Planungsgröße ist derzeit ein Gesamtetat von 2,5 Mio. €. Dieses Projekt ist finanziell zweifellos ein anspruchsvolles Projekt. Es ist aber auch inhaltlich einzigartig und wird einen nachhaltigen Effekt über viele Jahre haben. Die Finanzierung soll durch die Einwerbung von privaten Sponsorenmitteln in Höhe von 1,5 Mio. € und öffentliche Mittel von 1,0 Mio. € erfolgen. Erste Kontakte zu möglichen privaten Sponsoren bzw. Unternehmen sind vielversprechend, auch wenn hier eine Summe von mindestens jeweils 300.000 € angesprochen wird. Mögliche Unterstützer mit öffentlichen Mitteln könnten der LVR und die EU sein.

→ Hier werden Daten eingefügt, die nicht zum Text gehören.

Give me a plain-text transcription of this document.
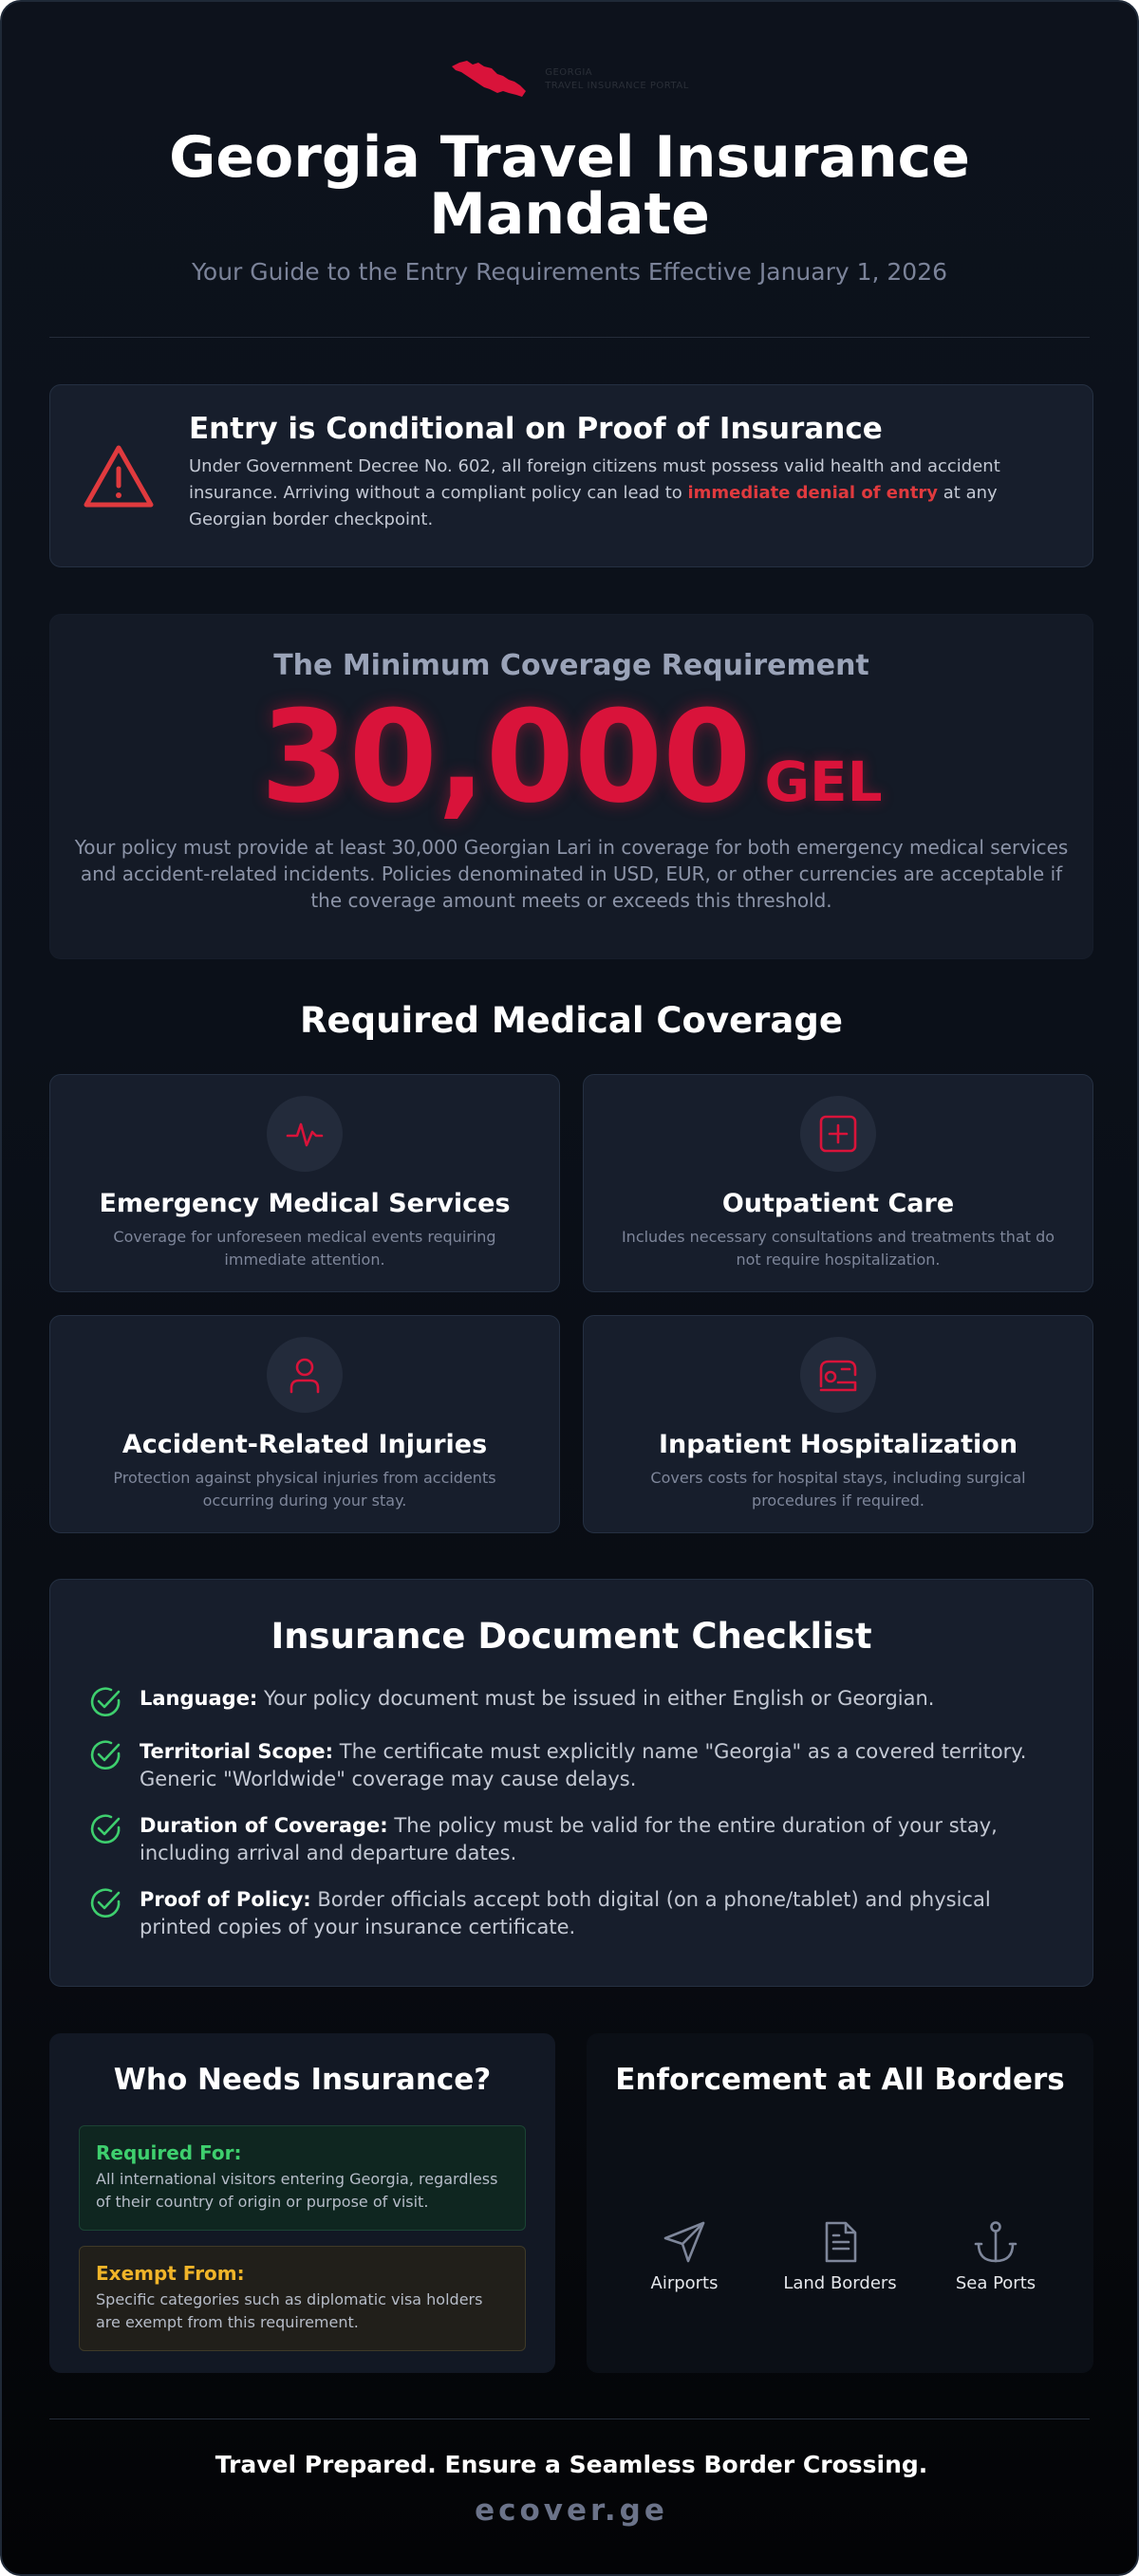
GEORGIA
TRAVEL INSURANCE PORTAL
Georgia Travel Insurance Mandate
Your Guide to the Entry Requirements Effective January 1, 2026
Entry is Conditional on Proof of Insurance
Under Government Decree No. 602, all foreign citizens must possess valid health and accident insurance. Arriving without a compliant policy can lead to immediate denial of entry at any Georgian border checkpoint.
The Minimum Coverage Requirement
30,000 GEL
Your policy must provide at least 30,000 Georgian Lari in coverage for both emergency medical services and accident-related incidents. Policies denominated in USD, EUR, or other currencies are acceptable if the coverage amount meets or exceeds this threshold.
Required Medical Coverage
Emergency Medical Services
Coverage for unforeseen medical events requiring immediate attention.
Outpatient Care
Includes necessary consultations and treatments that do not require hospitalization.
Accident-Related Injuries
Protection against physical injuries from accidents occurring during your stay.
Inpatient Hospitalization
Covers costs for hospital stays, including surgical procedures if required.
Insurance Document Checklist
Language: Your policy document must be issued in either English or Georgian.
Territorial Scope: The certificate must explicitly name "Georgia" as a covered territory. Generic "Worldwide" coverage may cause delays.
Duration of Coverage: The policy must be valid for the entire duration of your stay, including arrival and departure dates.
Proof of Policy: Border officials accept both digital (on a phone/tablet) and physical printed copies of your insurance certificate.
Who Needs Insurance?
Required For:
All international visitors entering Georgia, regardless of their country of origin or purpose of visit.
Exempt From:
Specific categories such as diplomatic visa holders are exempt from this requirement.
Enforcement at All Borders
Airports	Land Borders	Sea Ports
Travel Prepared. Ensure a Seamless Border Crossing.
ecover.ge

Die kalkulierten Kosten sind Bruttokosten. Sie orientieren sich an den Genter Erfahrungen und umfassen das AR Basissystem, die AR Brillen vor Ort, die Entwicklung und technische Umsetzung der viersprachigen Inhalte, die mobilen Aufbewahrungs- und Ladestationen vor Ort. Nicht enthalten sind Aufwendungen für eine besonders gestaltete (verfahrbare?) Ausgabetheke o.ä. sowie die Aufwendungen für eine Werbekampagne. Es ist zu erkennen, dass die Anzahl der VR-Brillen ein wesentlicher Kostenfaktor ist. Dies ist eine Stellschraube für den Fall, dass die Finanzierungsmittel nicht von Anfang an in der geplanten Höhe zur Verfügung stehen. In diesem Fall kann mit einer geringeren Anzahl Brillen gestartet und weitere Brillen können aus den laufenden Einnahmen nachgekauft werden.

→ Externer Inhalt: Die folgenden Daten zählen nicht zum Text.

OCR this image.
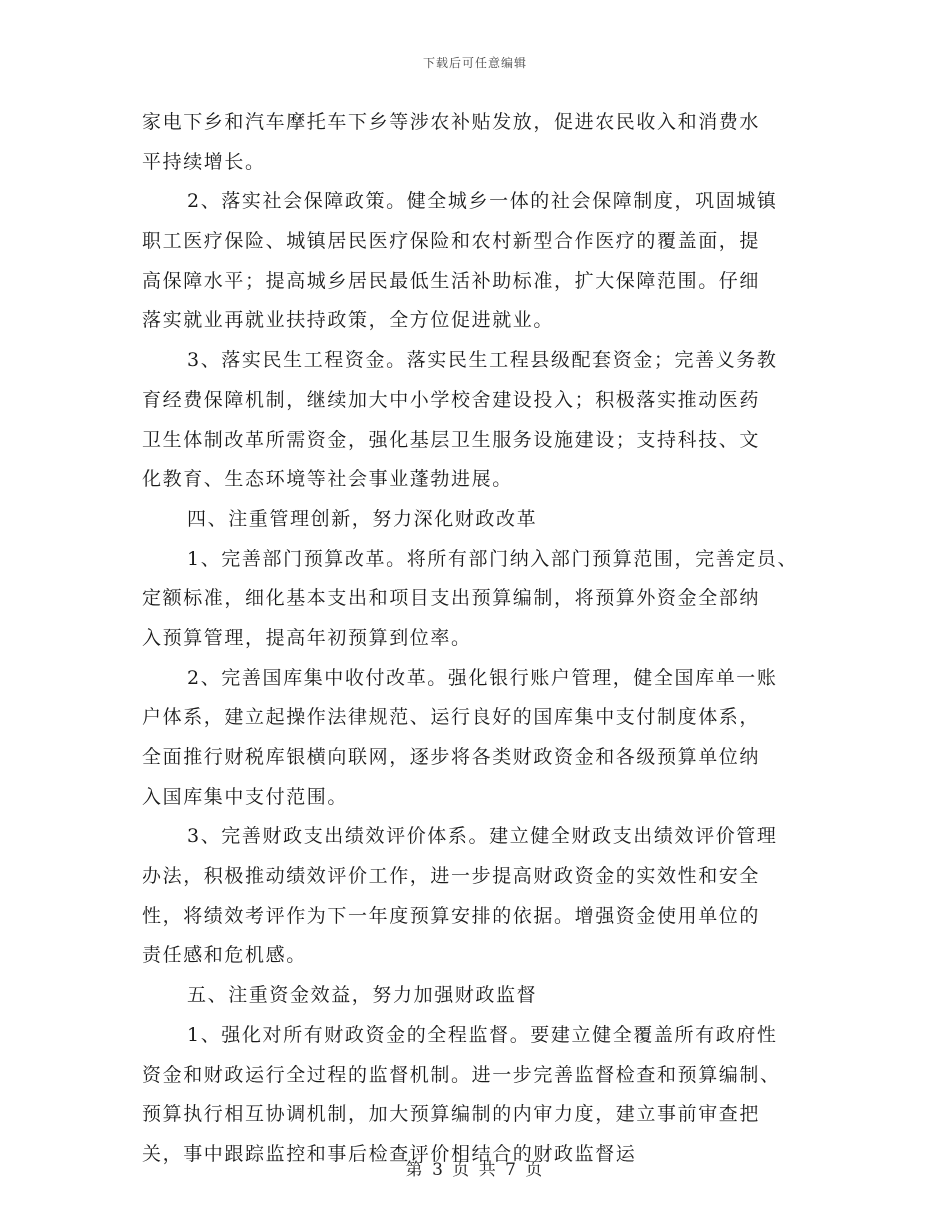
下载后可任意编辑
家电下乡和汽车摩托车下乡等涉农补贴发放，促进农民收入和消费水
平持续增长。
2、落实社会保障政策。健全城乡一体的社会保障制度，巩固城镇
职工医疗保险、城镇居民医疗保险和农村新型合作医疗的覆盖面，提
高保障水平；提高城乡居民最低生活补助标准，扩大保障范围。仔细
落实就业再就业扶持政策，全方位促进就业。
3、落实民生工程资金。落实民生工程县级配套资金；完善义务教
育经费保障机制，继续加大中小学校舍建设投入；积极落实推动医药
卫生体制改革所需资金，强化基层卫生服务设施建设；支持科技、文
化教育、生态环境等社会事业蓬勃进展。
四、注重管理创新，努力深化财政改革
1、完善部门预算改革。将所有部门纳入部门预算范围，完善定员、
定额标准，细化基本支出和项目支出预算编制，将预算外资金全部纳
入预算管理，提高年初预算到位率。
2、完善国库集中收付改革。强化银行账户管理，健全国库单一账
户体系，建立起操作法律规范、运行良好的国库集中支付制度体系，
全面推行财税库银横向联网，逐步将各类财政资金和各级预算单位纳
入国库集中支付范围。
3、完善财政支出绩效评价体系。建立健全财政支出绩效评价管理
办法，积极推动绩效评价工作，进一步提高财政资金的实效性和安全
性，将绩效考评作为下一年度预算安排的依据。增强资金使用单位的
责任感和危机感。
五、注重资金效益，努力加强财政监督
1、强化对所有财政资金的全程监督。要建立健全覆盖所有政府性
资金和财政运行全过程的监督机制。进一步完善监督检查和预算编制、
预算执行相互协调机制，加大预算编制的内审力度，建立事前审查把
关，事中跟踪监控和事后检查评价相结合的财政监督运
第 3 页 共 7 页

In Gent hat sich die Besucherzahl seit Beginn der Führungen mit den AR-Brillen um fast 50% gegenüber vorher gesteigert (von 150.000 auf 220.000 p.a.). Neun von zehn Besuchern wählen dort die Führung mit der AR-Brille.
Da für die Einwerbung der Mittel voraussichtlich Sponsoringabsprachen getroffen werden müssen, ist als Gegenleistung vorgesehen, den Sponsoren die Namensnennung (sofern vorhanden mit Logo) am Ende der AR-Führung zuzusagen. („Diese Führung wurde realisiert mit Unterstützung durch …“) oder ihnen die Nutzung von Teilen des erstellten Contents für firmeninterne Zwecke zu gestatten. Die Platzierung von Werbung oder Produkten im Content-Teil ist nicht vorgesehen; Zusicherungen, die den Status der eigenen Gemeinnützigkeit gefährden könnten, werden seitens des Rathausvereins nicht gemacht.
- Zeitplan
Ein Zeitplan für die Umsetzung wird erstellt, wenn die Finanzierung sichergestellt ist. Nach den Erfahrungen der Firma, welche die Anwendung in Gent realisiert hat, wird es ca. 2 Jahre dauern, bis in den Livebetrieb übergegangen werden kann. In 2025 soll das Projekt vorbereitet sowie geeignete Partner für die softwaretechnische Umsetzung adressiert und ausgewählt werden. Die Umsetzung soll in 2026 starten.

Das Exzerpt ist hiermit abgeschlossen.